Well known for his work illustrating Alan Moore in Promethea, Voice of the Fire and The Mirror of Love, José Villarrubia began his career in comics by coloring Jae Lee in Hellshock. He went on to color Lee in many other projects, including The Sentry, Fantastic Four 1234, and Captain America, and now he colors regularly for Marvel and DC Comics. He has worked with Ryan Sook in the new X-Factor Series and with Paul Pope in Batman: 100. Jose was born in Madrid, and now lives and works in Baltimore.
Denis Kitchen, Co-Chair
Dennis Kitchen founded the Comic Book Legal Defense Fund in response to the arrest of a comic book store clerk who was wrongly prosecuted and convicted on obscenity charges for selling comics to an undercover police officer. Kitchen organized an industry fundraising effort to retain and pay for First Amendment expert Burton Joseph to wage the appeal against the conviction, which was victorious. Following this important win, Kitchen established CBLDF as an ongoing concern to protect against future prosecutions.
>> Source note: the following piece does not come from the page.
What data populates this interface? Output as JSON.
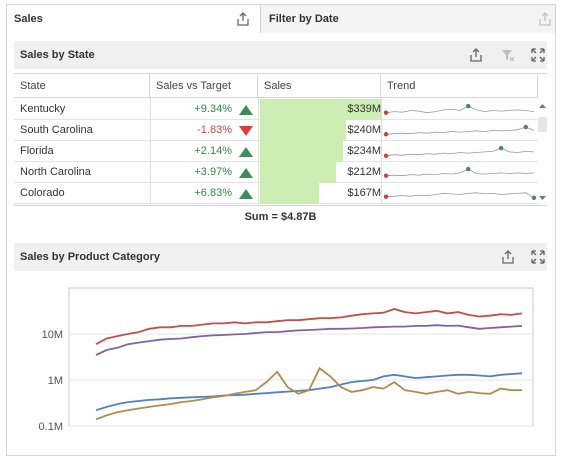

For the organization’s first 18 years, he served as its President, and nurtured it from a volunteer effort, driven out of an office at Kitchen Sink Press, to a professional institution with a fulltime staff.
Neil Gaiman, Co-Chair
Neil Gaiman advanced CBLDF’s work with extraordinary support in fundraising and awareness building efforts. Gaiman embarked on several reading tours and developed merchandise, special events, and partnerships that have raised hundreds of thousands of dollars for the Fund’s important work. He was also instrumental in building awareness for the organization with public service events, and he was a key mover in establishing CBLDF’s educational program. Most recently, the Gaiman Foundation contributed $60,000 to CBLDF to support the growth of its education program. Gaiman’s work has been honored with many awards internationally, including the Newbery and Carnegie Medals. His books and stories have also earned Hugos, Nebulas, Eisners, Harveys, Locus Awards, Bram Stoker Awards, British SF Awards, British Fantasy Awards, Geffens, Mythopoeic Awards, as well as the International Horror Guild Award and the World Fantasy Award.